Targeting IL4/IL4R for the treatment of epithelial cancer metastasis

Abstract

While progress has been made in treating primary epithelial tumors, metastatic tumors remain largely incurable and still account for 85-90 % of all cancer-related deaths. Interleukin-4 (IL4), a Th2 cytokine, and the IL4/IL4 receptor (IL4R) interaction have well defined roles in the immune system. Yet, IL4 receptors are over-expressed by many epithelial cancers and could be a promising target for metastatic tumor therapy. The IL4/IL4R signaling axis is a strong promoter of pro-metastatic phenotypes in epithelial cancer cells including enhanced migration, invasion, survival, and proliferation. The promotion of breast cancer growth specifically is also supported in part by IL4-induced glutamine metabolism, and we have shown that IL4 is also capable of inducing glucose metabolism in breast cancer cells. Importantly, there are several types of FDA approved medications for use in asthma patients that inhibit the IL4/IL4R signaling axis. However, these approved medications inhibit both the type I IL4 receptor found on immune cells, and the type II IL4 receptor that is predominantly expressed by some non-hematopoietic cells including epithelial cancer cells. This article reviews existing therapies targeting IL4, IL4R, or IL4/IL4R signaling, and recent findings guiding the creation of novel therapies that specifically inhibit the type II IL4R, while taking into consideration effects on immune cells within the tumor microenvironment. Some of these therapies are currently in clinical trials for cancer patients, and may be exploitable for the treatment of metastatic disease.

Keywords: Cytokine; IL4; IL4 receptor; Metastasis; Proliferation; Survival.

Figure 1. IL4/IL4 receptor signaling in epithelial cancer cells and hematopoietic cells of the tumor microenvironment (TME)

IL4 induces heterodimerization of the IL4Rα and γC subunits to form the type I IL4 receptor in hematopoietic cells including lymphocytes (depicted). This results in the activation of JAK proteins. The two main pathways activated after the phosphorylation of JAKs in response to IL4 in immune cells are the IRS/PI3K/AKT pathway and the JAK/STAT6 pathway. Activation of these pathways in lymphocytes results in the transcription of IL4 responsive genes and the promotion of pro-growth phenotypes. IL4 has also been shown to activate mTOR in T lymphocytes for the regulation of differentiation. Some non-hematopoietic cells including epithelial cancer cells can express the type II IL4R, consisting of the IL4Rα and IL13Rα1 subunits. IL4 directly promotes pro-growth and pro-metastatic phenotypes downstream of the type II IL4R in epithelial cancer cells through several signaling pathways including PI3K/AKT, MAPK/ERK, JAK/STAT6, and mTOR.
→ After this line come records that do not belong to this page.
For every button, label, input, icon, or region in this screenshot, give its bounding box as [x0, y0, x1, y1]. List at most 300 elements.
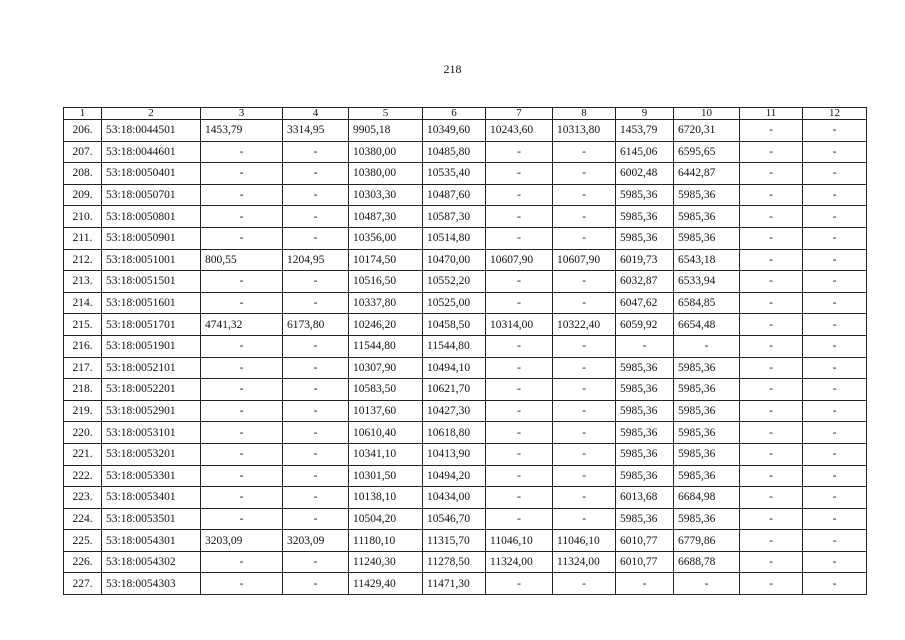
- value-cell: -: [283, 487, 349, 509]
- value-cell: -: [803, 292, 867, 314]
- value-cell: 5985,36: [674, 508, 740, 530]
- value-cell: 10514,80: [423, 227, 486, 249]
- value-cell: -: [740, 573, 803, 595]
- table-row: [64, 314, 867, 336]
- cadastral-number-cell: 53:18:0053301: [102, 465, 201, 487]
- value-cell: 11324,00: [553, 551, 616, 573]
- value-cell: -: [803, 120, 867, 142]
- value-cell: -: [201, 141, 283, 163]
- value-cell: -: [740, 335, 803, 357]
- value-cell: 11429,40: [349, 573, 423, 595]
- value-cell: 10583,50: [349, 379, 423, 401]
- value-cell: -: [803, 530, 867, 552]
- value-cell: 10487,60: [423, 184, 486, 206]
- value-cell: -: [486, 443, 553, 465]
- column-header: 12: [803, 108, 867, 120]
- cadastral-number-cell: 53:18:0054302: [102, 551, 201, 573]
- table-row: [64, 400, 867, 422]
- column-header: 2: [102, 108, 201, 120]
- value-cell: -: [553, 141, 616, 163]
- row-number-cell: 217.: [64, 357, 102, 379]
- value-cell: -: [201, 422, 283, 444]
- value-cell: 10458,50: [423, 314, 486, 336]
- value-cell: -: [740, 422, 803, 444]
- value-cell: -: [283, 335, 349, 357]
- value-cell: -: [283, 379, 349, 401]
- value-cell: 10485,80: [423, 141, 486, 163]
- value-cell: 10552,20: [423, 271, 486, 293]
- value-cell: 5985,36: [674, 184, 740, 206]
- value-cell: -: [553, 184, 616, 206]
- value-cell: -: [803, 551, 867, 573]
- row-number-cell: 216.: [64, 335, 102, 357]
- value-cell: -: [740, 400, 803, 422]
- header-row: [64, 108, 867, 120]
- value-cell: -: [283, 141, 349, 163]
- table-row: [64, 120, 867, 142]
- table-row: [64, 530, 867, 552]
- value-cell: 10504,20: [349, 508, 423, 530]
- row-number-cell: 222.: [64, 465, 102, 487]
- value-cell: -: [740, 249, 803, 271]
- value-cell: -: [740, 120, 803, 142]
- value-cell: -: [201, 335, 283, 357]
- value-cell: 10380,00: [349, 163, 423, 185]
- value-cell: 1453,79: [201, 120, 283, 142]
- value-cell: 10341,10: [349, 443, 423, 465]
- value-cell: 10337,80: [349, 292, 423, 314]
- value-cell: -: [803, 227, 867, 249]
- value-cell: -: [553, 443, 616, 465]
- value-cell: 10303,30: [349, 184, 423, 206]
- value-cell: 5985,36: [674, 422, 740, 444]
- value-cell: 6543,18: [674, 249, 740, 271]
- row-number-cell: 218.: [64, 379, 102, 401]
- cadastral-number-cell: 53:18:0051001: [102, 249, 201, 271]
- value-cell: -: [201, 227, 283, 249]
- value-cell: 5985,36: [616, 443, 674, 465]
- value-cell: -: [740, 184, 803, 206]
- cadastral-number-cell: 53:18:0051901: [102, 335, 201, 357]
- table-row: [64, 249, 867, 271]
- value-cell: -: [283, 422, 349, 444]
- value-cell: -: [283, 292, 349, 314]
- row-number-cell: 215.: [64, 314, 102, 336]
- cadastral-number-cell: 53:18:0054301: [102, 530, 201, 552]
- table-row: [64, 551, 867, 573]
- value-cell: -: [553, 379, 616, 401]
- value-cell: 10243,60: [486, 120, 553, 142]
- value-cell: -: [740, 487, 803, 509]
- row-number-cell: 227.: [64, 573, 102, 595]
- value-cell: 10607,90: [553, 249, 616, 271]
- value-cell: 6032,87: [616, 271, 674, 293]
- value-cell: -: [803, 357, 867, 379]
- value-cell: 6720,31: [674, 120, 740, 142]
- value-cell: 10349,60: [423, 120, 486, 142]
- value-cell: -: [486, 422, 553, 444]
- table-row: [64, 141, 867, 163]
- value-cell: -: [553, 271, 616, 293]
- value-cell: 10356,00: [349, 227, 423, 249]
- table-row: [64, 487, 867, 509]
- value-cell: 10618,80: [423, 422, 486, 444]
- table-row: [64, 443, 867, 465]
- column-header: 10: [674, 108, 740, 120]
- value-cell: 5985,36: [616, 465, 674, 487]
- value-cell: 10470,00: [423, 249, 486, 271]
- value-cell: 5985,36: [616, 422, 674, 444]
- table-row: [64, 335, 867, 357]
- value-cell: 5985,36: [616, 184, 674, 206]
- row-number-cell: 208.: [64, 163, 102, 185]
- value-cell: -: [283, 227, 349, 249]
- cadastral-number-cell: 53:18:0053501: [102, 508, 201, 530]
- value-cell: 10427,30: [423, 400, 486, 422]
- cadastral-number-cell: 53:18:0052201: [102, 379, 201, 401]
- value-cell: -: [803, 400, 867, 422]
- value-cell: -: [553, 227, 616, 249]
- cadastral-number-cell: 53:18:0051701: [102, 314, 201, 336]
- value-cell: 11471,30: [423, 573, 486, 595]
- value-cell: -: [283, 551, 349, 573]
- value-cell: -: [201, 400, 283, 422]
- value-cell: 6688,78: [674, 551, 740, 573]
- value-cell: -: [201, 379, 283, 401]
- value-cell: -: [553, 487, 616, 509]
- value-cell: 6002,48: [616, 163, 674, 185]
- value-cell: -: [486, 206, 553, 228]
- value-cell: 6779,86: [674, 530, 740, 552]
- value-cell: 10434,00: [423, 487, 486, 509]
- row-number-cell: 224.: [64, 508, 102, 530]
- value-cell: 5985,36: [674, 443, 740, 465]
- column-header: 11: [740, 108, 803, 120]
- value-cell: 11278,50: [423, 551, 486, 573]
- value-cell: -: [486, 271, 553, 293]
- table-row: [64, 357, 867, 379]
- row-number-cell: 213.: [64, 271, 102, 293]
- cadastral-number-cell: 53:18:0052901: [102, 400, 201, 422]
- value-cell: -: [553, 400, 616, 422]
- column-header: 4: [283, 108, 349, 120]
- value-cell: 6010,77: [616, 530, 674, 552]
- value-cell: 11544,80: [423, 335, 486, 357]
- value-cell: -: [803, 422, 867, 444]
- value-cell: -: [283, 184, 349, 206]
- value-cell: 11046,10: [553, 530, 616, 552]
- value-cell: -: [740, 227, 803, 249]
- cadastral-number-cell: 53:18:0052101: [102, 357, 201, 379]
- value-cell: -: [201, 465, 283, 487]
- value-cell: 5985,36: [616, 508, 674, 530]
- value-cell: 10138,10: [349, 487, 423, 509]
- cadastral-number-cell: 53:18:0050901: [102, 227, 201, 249]
- cadastral-number-cell: 53:18:0053401: [102, 487, 201, 509]
- row-number-cell: 220.: [64, 422, 102, 444]
- value-cell: -: [486, 487, 553, 509]
- value-cell: 6145,06: [616, 141, 674, 163]
- row-number-cell: 212.: [64, 249, 102, 271]
- table-row: [64, 379, 867, 401]
- value-cell: -: [803, 335, 867, 357]
- value-cell: 6442,87: [674, 163, 740, 185]
- value-cell: -: [201, 573, 283, 595]
- page-number: 218: [443, 62, 462, 76]
- value-cell: 10487,30: [349, 206, 423, 228]
- value-cell: -: [201, 508, 283, 530]
- value-cell: -: [803, 184, 867, 206]
- value-cell: 5985,36: [616, 206, 674, 228]
- table-row: [64, 163, 867, 185]
- value-cell: 3203,09: [283, 530, 349, 552]
- value-cell: -: [201, 206, 283, 228]
- value-cell: -: [283, 357, 349, 379]
- value-cell: -: [803, 465, 867, 487]
- row-number-cell: 223.: [64, 487, 102, 509]
- cadastral-number-cell: 53:18:0050401: [102, 163, 201, 185]
- value-cell: -: [740, 141, 803, 163]
- value-cell: 10525,00: [423, 292, 486, 314]
- value-cell: 10535,40: [423, 163, 486, 185]
- value-cell: -: [803, 508, 867, 530]
- value-cell: 10494,20: [423, 465, 486, 487]
- value-cell: 10494,10: [423, 357, 486, 379]
- value-cell: -: [486, 292, 553, 314]
- value-cell: -: [674, 335, 740, 357]
- value-cell: 11240,30: [349, 551, 423, 573]
- cadastral-number-cell: 53:18:0054303: [102, 573, 201, 595]
- row-number-cell: 209.: [64, 184, 102, 206]
- table-row: [64, 465, 867, 487]
- value-cell: -: [616, 573, 674, 595]
- value-cell: -: [803, 163, 867, 185]
- value-cell: 5985,36: [674, 379, 740, 401]
- column-header: 5: [349, 108, 423, 120]
- value-cell: -: [740, 530, 803, 552]
- value-cell: 6684,98: [674, 487, 740, 509]
- value-cell: -: [803, 573, 867, 595]
- value-cell: 10314,00: [486, 314, 553, 336]
- table-row: [64, 227, 867, 249]
- value-cell: 5985,36: [674, 357, 740, 379]
- data-table: [63, 107, 867, 595]
- value-cell: -: [486, 379, 553, 401]
- value-cell: 5985,36: [616, 227, 674, 249]
- value-cell: -: [553, 573, 616, 595]
- value-cell: -: [201, 271, 283, 293]
- column-header: 6: [423, 108, 486, 120]
- value-cell: 4741,32: [201, 314, 283, 336]
- value-cell: 11544,80: [349, 335, 423, 357]
- value-cell: 10546,70: [423, 508, 486, 530]
- row-number-cell: 226.: [64, 551, 102, 573]
- value-cell: -: [486, 508, 553, 530]
- value-cell: -: [740, 508, 803, 530]
- table-row: [64, 508, 867, 530]
- value-cell: 11180,10: [349, 530, 423, 552]
- cadastral-number-cell: 53:18:0050801: [102, 206, 201, 228]
- value-cell: 6010,77: [616, 551, 674, 573]
- cadastral-number-cell: 53:18:0053201: [102, 443, 201, 465]
- row-number-cell: 211.: [64, 227, 102, 249]
- value-cell: -: [553, 422, 616, 444]
- value-cell: 10413,90: [423, 443, 486, 465]
- cadastral-number-cell: 53:18:0051501: [102, 271, 201, 293]
- value-cell: 10301,50: [349, 465, 423, 487]
- value-cell: 10313,80: [553, 120, 616, 142]
- value-cell: -: [740, 465, 803, 487]
- value-cell: 10587,30: [423, 206, 486, 228]
- row-number-cell: 214.: [64, 292, 102, 314]
- value-cell: 10174,50: [349, 249, 423, 271]
- cadastral-number-cell: 53:18:0050701: [102, 184, 201, 206]
- value-cell: 6654,48: [674, 314, 740, 336]
- column-header: 1: [64, 108, 102, 120]
- value-cell: -: [553, 508, 616, 530]
- value-cell: -: [486, 357, 553, 379]
- value-cell: 10307,90: [349, 357, 423, 379]
- value-cell: -: [553, 465, 616, 487]
- value-cell: -: [201, 184, 283, 206]
- value-cell: 6533,94: [674, 271, 740, 293]
- row-number-cell: 206.: [64, 120, 102, 142]
- value-cell: 10380,00: [349, 141, 423, 163]
- value-cell: 1453,79: [616, 120, 674, 142]
- value-cell: 3314,95: [283, 120, 349, 142]
- value-cell: 10322,40: [553, 314, 616, 336]
- row-number-cell: 219.: [64, 400, 102, 422]
- value-cell: -: [740, 292, 803, 314]
- value-cell: -: [201, 292, 283, 314]
- value-cell: 6013,68: [616, 487, 674, 509]
- value-cell: -: [283, 465, 349, 487]
- cadastral-number-cell: 53:18:0044601: [102, 141, 201, 163]
- value-cell: 5985,36: [616, 379, 674, 401]
- value-cell: -: [553, 357, 616, 379]
- value-cell: -: [486, 335, 553, 357]
- value-cell: -: [803, 314, 867, 336]
- value-cell: -: [486, 184, 553, 206]
- table-row: [64, 184, 867, 206]
- row-number-cell: 221.: [64, 443, 102, 465]
- value-cell: 10610,40: [349, 422, 423, 444]
- value-cell: -: [201, 357, 283, 379]
- cadastral-number-cell: 53:18:0051601: [102, 292, 201, 314]
- value-cell: -: [553, 335, 616, 357]
- column-header: 9: [616, 108, 674, 120]
- value-cell: -: [740, 357, 803, 379]
- column-header: 8: [553, 108, 616, 120]
- value-cell: -: [616, 335, 674, 357]
- value-cell: -: [486, 400, 553, 422]
- value-cell: 5985,36: [616, 357, 674, 379]
- value-cell: 11324,00: [486, 551, 553, 573]
- table-row: [64, 271, 867, 293]
- value-cell: -: [283, 400, 349, 422]
- value-cell: -: [486, 163, 553, 185]
- value-cell: -: [283, 206, 349, 228]
- table-row: [64, 573, 867, 595]
- value-cell: 5985,36: [674, 227, 740, 249]
- table-row: [64, 422, 867, 444]
- value-cell: 5985,36: [616, 400, 674, 422]
- row-number-cell: 210.: [64, 206, 102, 228]
- value-cell: -: [803, 141, 867, 163]
- value-cell: -: [283, 271, 349, 293]
- value-cell: -: [740, 271, 803, 293]
- value-cell: -: [740, 314, 803, 336]
- value-cell: 6059,92: [616, 314, 674, 336]
- value-cell: -: [201, 443, 283, 465]
- value-cell: 6595,65: [674, 141, 740, 163]
- value-cell: 10516,50: [349, 271, 423, 293]
- table-row: [64, 292, 867, 314]
- value-cell: 6584,85: [674, 292, 740, 314]
- value-cell: 11315,70: [423, 530, 486, 552]
- value-cell: 5985,36: [674, 400, 740, 422]
- value-cell: -: [740, 551, 803, 573]
- value-cell: 3203,09: [201, 530, 283, 552]
- value-cell: 5985,36: [674, 465, 740, 487]
- value-cell: -: [740, 443, 803, 465]
- value-cell: -: [486, 573, 553, 595]
- value-cell: 10607,90: [486, 249, 553, 271]
- row-number-cell: 207.: [64, 141, 102, 163]
- value-cell: -: [486, 227, 553, 249]
- value-cell: 6047,62: [616, 292, 674, 314]
- value-cell: -: [674, 573, 740, 595]
- value-cell: 10137,60: [349, 400, 423, 422]
- value-cell: -: [803, 206, 867, 228]
- cadastral-number-cell: 53:18:0044501: [102, 120, 201, 142]
- row-number-cell: 225.: [64, 530, 102, 552]
- value-cell: 800,55: [201, 249, 283, 271]
- value-cell: -: [201, 487, 283, 509]
- value-cell: -: [803, 443, 867, 465]
- value-cell: -: [283, 163, 349, 185]
- value-cell: -: [803, 271, 867, 293]
- value-cell: -: [283, 508, 349, 530]
- value-cell: -: [283, 573, 349, 595]
- value-cell: -: [803, 249, 867, 271]
- value-cell: -: [553, 206, 616, 228]
- value-cell: -: [553, 163, 616, 185]
- value-cell: 6019,73: [616, 249, 674, 271]
- value-cell: -: [486, 465, 553, 487]
- column-header: 3: [201, 108, 283, 120]
- value-cell: -: [740, 206, 803, 228]
- value-cell: 11046,10: [486, 530, 553, 552]
- column-header: 7: [486, 108, 553, 120]
- value-cell: -: [803, 487, 867, 509]
- cadastral-number-cell: 53:18:0053101: [102, 422, 201, 444]
- value-cell: 10621,70: [423, 379, 486, 401]
- value-cell: 1204,95: [283, 249, 349, 271]
- table-row: [64, 206, 867, 228]
- value-cell: -: [201, 163, 283, 185]
- value-cell: -: [803, 379, 867, 401]
- value-cell: -: [486, 141, 553, 163]
- value-cell: -: [553, 292, 616, 314]
- value-cell: 9905,18: [349, 120, 423, 142]
- value-cell: -: [740, 163, 803, 185]
- value-cell: 6173,80: [283, 314, 349, 336]
- value-cell: -: [201, 551, 283, 573]
- value-cell: -: [283, 443, 349, 465]
- value-cell: 10246,20: [349, 314, 423, 336]
- value-cell: 5985,36: [674, 206, 740, 228]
Figure 2. IL4 binds and activates the type I IL4 receptor on hematopoeitic cells, and the type II IL4R on myeloid cells of the tumor microenvironment (TME) to promote metastatic tumor growth

Th2 T lymphocytes, including CD4(+) lymphocytes, are one of the main producers of IL4 in the tumor microenvironment (TME) that have been shown to promote metastasis. In the TME, IL4 promotes tumor growth and metastasis by polarizing macrophages to M2 tumor associated macrophages (TAMs), impairing the cytolytic ability of CD8(+) T lymphocytes by polarizing them to type 2 cytotoxic T cells (Tc2), and activating myeloid-derived suppressor cells (MDSCs). These activated MDSCs no longer differentiate into mature macrophages, dendritic cells, or granulocytes, and instead adopt a pathological tumor-promoting phenotype. These pro-tumor MDSCs suppress the anti-tumor immune functions of T cells and promote tumor growth and metastasis in epithelial cancer cells. MDSCs can also produce IL4, which can act in an autocrine fashion, and TAMs can stimulate the production of IL4 from CD(4)+ lymphocytes.